Francesco attese una trentina di minuti prima di muoversi senza fare il minimo rumore: aveva deciso di abbandonare subito la nave poiché si trovava ormai in territorio brasiliano. Sollevato con precauzione il portello della stiva che i marinai lasciavano sempre socchiuso onde assicurargli l’ossigeno necessario, sbirciò sul ponte accertandosi che fosse deserto. Nel buio più profondo il cuore gli batteva all’impazzata e dovette imporsi molta calma per riuscire nell’impresa. Strisciando sul ponte, silenzioso come un gatto, arrivò in breve alla scaletta: era abbassata e lo invitava a non esitare! In un battere d’occhi si trovò a terra e cominciò a correre verso alcuni capannoni illuminati, distanti poche centinaia di metri. Era in salvo ma si domandava con angoscia cosa avrebbe trovato in quella terra sconosciuta; aveva imparato alcune parole di portoghese dai marinai; gli sarebbero bastate?
Stentò non poco ad assopirsi ma alla fine la sua giovane tempra cedette alla tensione accumulata e cadde in un sonno profondo.
Il sole era già alto quando alcune voci lo svegliarono di soprassalto: doveva andarsene al più presto, uscire dal porto, allontanarsi allo scopo d’evitare che qualcuno lo fermasse per fargli delle domande. Certamente il suo aspetto non era dei migliori: pantaloni e camicia laceri e sporchi, lui stesso ricoperto di sporcizia accumulata nei giorni della traversata che non gli aveva risparmiato polvere e caldo nel piccolo e opprimente spazio ricavato nella stiva. Un misero fagotto con qualche straccio e il cibo della sera prima rappresentavano il suo unico bagaglio.

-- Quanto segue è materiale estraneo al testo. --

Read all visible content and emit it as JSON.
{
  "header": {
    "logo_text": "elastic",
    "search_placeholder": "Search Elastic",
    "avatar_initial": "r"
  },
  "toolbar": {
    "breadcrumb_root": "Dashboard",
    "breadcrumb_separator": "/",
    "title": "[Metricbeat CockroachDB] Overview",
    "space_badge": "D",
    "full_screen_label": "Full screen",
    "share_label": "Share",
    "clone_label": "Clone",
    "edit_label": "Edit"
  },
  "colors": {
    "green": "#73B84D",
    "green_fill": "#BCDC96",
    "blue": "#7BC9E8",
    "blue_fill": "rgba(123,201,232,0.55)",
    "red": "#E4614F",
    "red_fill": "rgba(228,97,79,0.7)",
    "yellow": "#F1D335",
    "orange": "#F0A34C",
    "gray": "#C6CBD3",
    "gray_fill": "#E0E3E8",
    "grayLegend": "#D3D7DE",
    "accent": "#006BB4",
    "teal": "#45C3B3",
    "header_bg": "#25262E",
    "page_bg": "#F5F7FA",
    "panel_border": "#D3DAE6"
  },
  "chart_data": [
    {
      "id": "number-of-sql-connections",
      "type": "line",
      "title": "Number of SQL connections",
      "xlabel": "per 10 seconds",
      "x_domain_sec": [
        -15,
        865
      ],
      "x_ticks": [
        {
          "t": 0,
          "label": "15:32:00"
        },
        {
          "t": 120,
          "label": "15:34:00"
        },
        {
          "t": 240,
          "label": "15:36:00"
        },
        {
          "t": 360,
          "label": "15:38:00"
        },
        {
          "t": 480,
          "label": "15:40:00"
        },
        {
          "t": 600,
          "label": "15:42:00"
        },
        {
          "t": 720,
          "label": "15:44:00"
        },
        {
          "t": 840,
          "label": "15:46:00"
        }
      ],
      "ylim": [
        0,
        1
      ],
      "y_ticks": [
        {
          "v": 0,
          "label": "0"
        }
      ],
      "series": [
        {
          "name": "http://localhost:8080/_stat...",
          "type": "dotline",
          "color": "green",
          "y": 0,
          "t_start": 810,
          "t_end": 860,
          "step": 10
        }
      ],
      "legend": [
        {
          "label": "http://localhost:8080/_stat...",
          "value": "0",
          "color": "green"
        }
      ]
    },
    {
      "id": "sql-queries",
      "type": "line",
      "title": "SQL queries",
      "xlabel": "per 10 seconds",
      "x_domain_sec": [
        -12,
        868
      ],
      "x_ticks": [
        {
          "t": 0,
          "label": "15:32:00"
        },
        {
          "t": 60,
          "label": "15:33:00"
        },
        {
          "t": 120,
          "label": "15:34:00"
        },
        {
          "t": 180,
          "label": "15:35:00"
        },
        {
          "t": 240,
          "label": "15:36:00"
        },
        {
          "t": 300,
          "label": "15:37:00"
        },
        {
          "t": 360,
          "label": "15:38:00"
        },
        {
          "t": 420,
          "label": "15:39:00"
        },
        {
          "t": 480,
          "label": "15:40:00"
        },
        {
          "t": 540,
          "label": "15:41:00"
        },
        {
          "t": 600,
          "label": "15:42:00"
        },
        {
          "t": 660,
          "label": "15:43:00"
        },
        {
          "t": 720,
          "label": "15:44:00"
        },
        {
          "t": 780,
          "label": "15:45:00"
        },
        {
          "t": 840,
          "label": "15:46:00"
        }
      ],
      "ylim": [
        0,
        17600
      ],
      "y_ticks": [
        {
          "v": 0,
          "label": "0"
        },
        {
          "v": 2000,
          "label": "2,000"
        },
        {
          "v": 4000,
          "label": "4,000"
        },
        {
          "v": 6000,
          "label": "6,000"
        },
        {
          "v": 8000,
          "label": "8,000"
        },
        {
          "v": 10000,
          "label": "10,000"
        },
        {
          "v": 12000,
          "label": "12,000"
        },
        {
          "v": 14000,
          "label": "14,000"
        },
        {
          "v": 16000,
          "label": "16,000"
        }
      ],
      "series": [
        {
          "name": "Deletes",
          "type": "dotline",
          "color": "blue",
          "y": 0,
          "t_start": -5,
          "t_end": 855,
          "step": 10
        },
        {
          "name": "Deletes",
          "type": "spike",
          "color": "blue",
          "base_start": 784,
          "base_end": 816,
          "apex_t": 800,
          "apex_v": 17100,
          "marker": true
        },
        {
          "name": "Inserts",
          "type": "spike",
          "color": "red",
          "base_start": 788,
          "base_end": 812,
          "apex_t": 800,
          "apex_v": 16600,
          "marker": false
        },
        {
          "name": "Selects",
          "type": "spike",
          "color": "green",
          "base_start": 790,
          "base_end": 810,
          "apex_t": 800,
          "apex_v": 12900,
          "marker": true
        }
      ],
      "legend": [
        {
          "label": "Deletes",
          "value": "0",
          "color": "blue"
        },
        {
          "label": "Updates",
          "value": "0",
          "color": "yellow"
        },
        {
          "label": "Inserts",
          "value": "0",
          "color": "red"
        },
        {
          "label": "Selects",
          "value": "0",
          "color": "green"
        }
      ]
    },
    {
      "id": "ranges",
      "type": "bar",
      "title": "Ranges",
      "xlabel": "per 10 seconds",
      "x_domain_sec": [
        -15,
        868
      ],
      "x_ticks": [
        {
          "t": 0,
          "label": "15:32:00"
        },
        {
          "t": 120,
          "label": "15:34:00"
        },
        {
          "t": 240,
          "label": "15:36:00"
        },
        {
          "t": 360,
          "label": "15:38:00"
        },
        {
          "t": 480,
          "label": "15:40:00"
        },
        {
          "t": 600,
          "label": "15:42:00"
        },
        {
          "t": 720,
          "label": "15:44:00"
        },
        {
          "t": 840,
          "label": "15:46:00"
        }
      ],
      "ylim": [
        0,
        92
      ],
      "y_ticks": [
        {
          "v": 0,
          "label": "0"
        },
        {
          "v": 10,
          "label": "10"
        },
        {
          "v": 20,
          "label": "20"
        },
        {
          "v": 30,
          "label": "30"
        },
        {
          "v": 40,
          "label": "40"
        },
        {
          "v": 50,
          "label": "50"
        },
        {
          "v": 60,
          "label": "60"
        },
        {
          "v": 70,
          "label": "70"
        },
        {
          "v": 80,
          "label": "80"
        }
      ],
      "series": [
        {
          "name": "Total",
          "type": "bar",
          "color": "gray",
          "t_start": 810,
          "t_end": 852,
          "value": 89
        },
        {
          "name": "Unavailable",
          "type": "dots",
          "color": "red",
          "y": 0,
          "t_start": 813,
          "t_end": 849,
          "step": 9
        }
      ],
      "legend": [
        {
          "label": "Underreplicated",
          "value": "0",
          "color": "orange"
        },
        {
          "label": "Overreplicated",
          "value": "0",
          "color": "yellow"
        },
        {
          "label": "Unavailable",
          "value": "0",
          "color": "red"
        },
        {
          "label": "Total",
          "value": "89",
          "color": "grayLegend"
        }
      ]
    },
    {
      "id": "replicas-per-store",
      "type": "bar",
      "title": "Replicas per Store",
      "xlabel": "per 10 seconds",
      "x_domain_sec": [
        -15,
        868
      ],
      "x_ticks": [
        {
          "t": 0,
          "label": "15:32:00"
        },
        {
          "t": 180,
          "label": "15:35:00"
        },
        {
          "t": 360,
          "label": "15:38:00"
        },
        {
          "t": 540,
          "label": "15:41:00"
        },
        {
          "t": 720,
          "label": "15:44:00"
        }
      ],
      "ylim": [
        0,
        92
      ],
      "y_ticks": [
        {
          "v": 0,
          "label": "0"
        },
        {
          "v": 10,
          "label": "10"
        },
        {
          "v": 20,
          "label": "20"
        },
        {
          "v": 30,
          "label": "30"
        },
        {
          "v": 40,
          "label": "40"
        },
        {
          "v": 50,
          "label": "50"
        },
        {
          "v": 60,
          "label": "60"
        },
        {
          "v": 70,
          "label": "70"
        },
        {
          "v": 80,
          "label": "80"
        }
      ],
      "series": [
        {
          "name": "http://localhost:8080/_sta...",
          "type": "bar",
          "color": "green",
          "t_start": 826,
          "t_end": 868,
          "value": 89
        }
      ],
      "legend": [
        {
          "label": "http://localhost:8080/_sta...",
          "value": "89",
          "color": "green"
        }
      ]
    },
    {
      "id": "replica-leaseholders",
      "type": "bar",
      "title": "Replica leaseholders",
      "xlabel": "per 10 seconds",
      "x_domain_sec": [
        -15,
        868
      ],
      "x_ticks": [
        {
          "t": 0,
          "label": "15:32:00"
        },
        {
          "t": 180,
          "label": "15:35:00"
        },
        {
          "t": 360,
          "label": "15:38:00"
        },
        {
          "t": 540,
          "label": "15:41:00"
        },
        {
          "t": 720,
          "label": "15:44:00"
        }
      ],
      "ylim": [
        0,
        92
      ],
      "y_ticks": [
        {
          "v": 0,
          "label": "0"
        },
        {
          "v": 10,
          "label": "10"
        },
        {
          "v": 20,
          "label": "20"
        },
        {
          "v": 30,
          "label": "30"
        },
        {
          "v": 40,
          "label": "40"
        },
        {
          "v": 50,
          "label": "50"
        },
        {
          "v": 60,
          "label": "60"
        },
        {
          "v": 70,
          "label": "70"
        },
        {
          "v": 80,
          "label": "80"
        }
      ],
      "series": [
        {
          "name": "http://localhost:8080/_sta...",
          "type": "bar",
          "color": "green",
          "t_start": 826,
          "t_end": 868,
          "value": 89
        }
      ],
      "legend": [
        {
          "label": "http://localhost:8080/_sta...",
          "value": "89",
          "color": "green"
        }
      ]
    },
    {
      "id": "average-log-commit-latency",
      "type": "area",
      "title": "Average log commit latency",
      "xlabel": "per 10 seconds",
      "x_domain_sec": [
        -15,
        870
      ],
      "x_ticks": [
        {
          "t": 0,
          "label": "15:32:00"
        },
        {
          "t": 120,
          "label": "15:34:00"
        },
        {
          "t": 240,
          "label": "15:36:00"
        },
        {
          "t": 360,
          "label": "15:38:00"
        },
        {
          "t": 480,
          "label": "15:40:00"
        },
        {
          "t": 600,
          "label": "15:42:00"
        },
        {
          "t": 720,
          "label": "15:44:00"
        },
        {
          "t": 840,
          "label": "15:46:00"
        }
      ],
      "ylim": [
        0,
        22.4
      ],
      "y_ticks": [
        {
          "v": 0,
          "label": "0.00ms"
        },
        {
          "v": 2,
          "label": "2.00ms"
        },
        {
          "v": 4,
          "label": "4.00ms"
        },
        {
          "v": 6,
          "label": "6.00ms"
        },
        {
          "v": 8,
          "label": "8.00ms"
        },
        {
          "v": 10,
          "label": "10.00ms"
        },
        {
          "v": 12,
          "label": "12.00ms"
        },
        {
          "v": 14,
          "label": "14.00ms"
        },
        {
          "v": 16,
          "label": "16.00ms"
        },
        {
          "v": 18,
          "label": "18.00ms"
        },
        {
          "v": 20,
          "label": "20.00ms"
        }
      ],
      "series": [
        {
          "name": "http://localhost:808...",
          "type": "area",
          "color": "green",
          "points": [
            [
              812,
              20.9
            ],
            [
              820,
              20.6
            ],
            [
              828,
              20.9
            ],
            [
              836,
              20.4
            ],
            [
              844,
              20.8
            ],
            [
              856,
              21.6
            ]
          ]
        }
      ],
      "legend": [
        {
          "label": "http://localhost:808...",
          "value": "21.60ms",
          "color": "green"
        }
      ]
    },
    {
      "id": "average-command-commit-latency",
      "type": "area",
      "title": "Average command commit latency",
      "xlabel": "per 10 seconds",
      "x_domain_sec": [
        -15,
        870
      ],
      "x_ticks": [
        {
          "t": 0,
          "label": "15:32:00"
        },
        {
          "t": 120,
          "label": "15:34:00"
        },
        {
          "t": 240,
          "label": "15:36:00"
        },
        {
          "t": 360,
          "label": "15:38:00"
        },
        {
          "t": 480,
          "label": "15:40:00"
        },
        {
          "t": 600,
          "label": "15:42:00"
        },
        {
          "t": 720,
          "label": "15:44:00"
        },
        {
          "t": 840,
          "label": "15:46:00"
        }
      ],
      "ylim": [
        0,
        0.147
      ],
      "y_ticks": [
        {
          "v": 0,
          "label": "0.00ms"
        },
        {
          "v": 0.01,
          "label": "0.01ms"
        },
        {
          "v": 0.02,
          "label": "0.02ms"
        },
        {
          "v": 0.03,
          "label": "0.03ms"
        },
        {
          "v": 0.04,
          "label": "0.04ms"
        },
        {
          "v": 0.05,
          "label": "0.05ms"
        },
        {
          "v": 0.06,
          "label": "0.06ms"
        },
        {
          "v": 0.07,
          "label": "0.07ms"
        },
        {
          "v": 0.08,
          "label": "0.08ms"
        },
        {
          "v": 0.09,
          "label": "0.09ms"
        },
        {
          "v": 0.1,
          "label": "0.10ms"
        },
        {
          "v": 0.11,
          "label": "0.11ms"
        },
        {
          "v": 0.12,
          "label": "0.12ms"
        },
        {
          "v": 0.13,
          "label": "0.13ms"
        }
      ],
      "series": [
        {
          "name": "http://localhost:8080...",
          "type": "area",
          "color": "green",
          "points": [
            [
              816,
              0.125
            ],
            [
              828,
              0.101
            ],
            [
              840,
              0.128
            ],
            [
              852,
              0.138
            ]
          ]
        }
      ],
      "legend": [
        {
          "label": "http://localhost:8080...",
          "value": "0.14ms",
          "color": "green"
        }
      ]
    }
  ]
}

Sgattaiolando fra le casse e i sacchi accatastati nel deposito, si diresse verso l’uscita mantenendosi, per quanto possibile, al coperto. Quando la raggiunse, si rese conto che la nave sulla quale aveva viaggiato non era più nel porto: salpata all’alba come gli aveva detto José. Aguzzando la vista vide numerosi uomini, macilenti e malvestiti come lui, che entravano a frotte da una grande cancellata e si dirigevano verso un largo spiazzo, mettendosi ordinatamente in fila. Un uomo corpulento e autoritario li scrutava, uno per uno, al fine di decidere se farli proseguire o rimandarli indietro. Francesco capì che si trattava di facchini in cerca di lavoro, selezionati dall’uomo che, implacabile nel suo giudizio, decideva della loro sorte per quel giorno. Mentre i prescelti erano fatti procedere verso il molo, quelli scartati compivano un breve semicerchio e tornavano lentamente verso il cancello d’uscita. Camminavano a testa china, rassegnati per non aver potuto ottenere lavoro e bisbigliando improperi contro la loro sorte. La processione di quei poveri reietti passava a pochi passi dal deposito, dove si era nascosto Francesco. Gli si presentava una ghiotta occasione: sarebbe bastato aggregarsi al gruppo mescolandosi fra quei miserabili. Infatti, nessuno fece caso al giovane quando questi usci con gli altri dall’entrata principale del porto.
Una volta fuori Francesco decise di seguire un gruppetto di uomini di cui aveva ascoltato una breve conversazione, svoltasi naturalmente in lingua portoghese:
- Non ci resta che sperare in Dona Regina.
- Dicono però che chi è andato con lei non ha più fatto ritorno.
- Quando si ha fame si rischia tutto!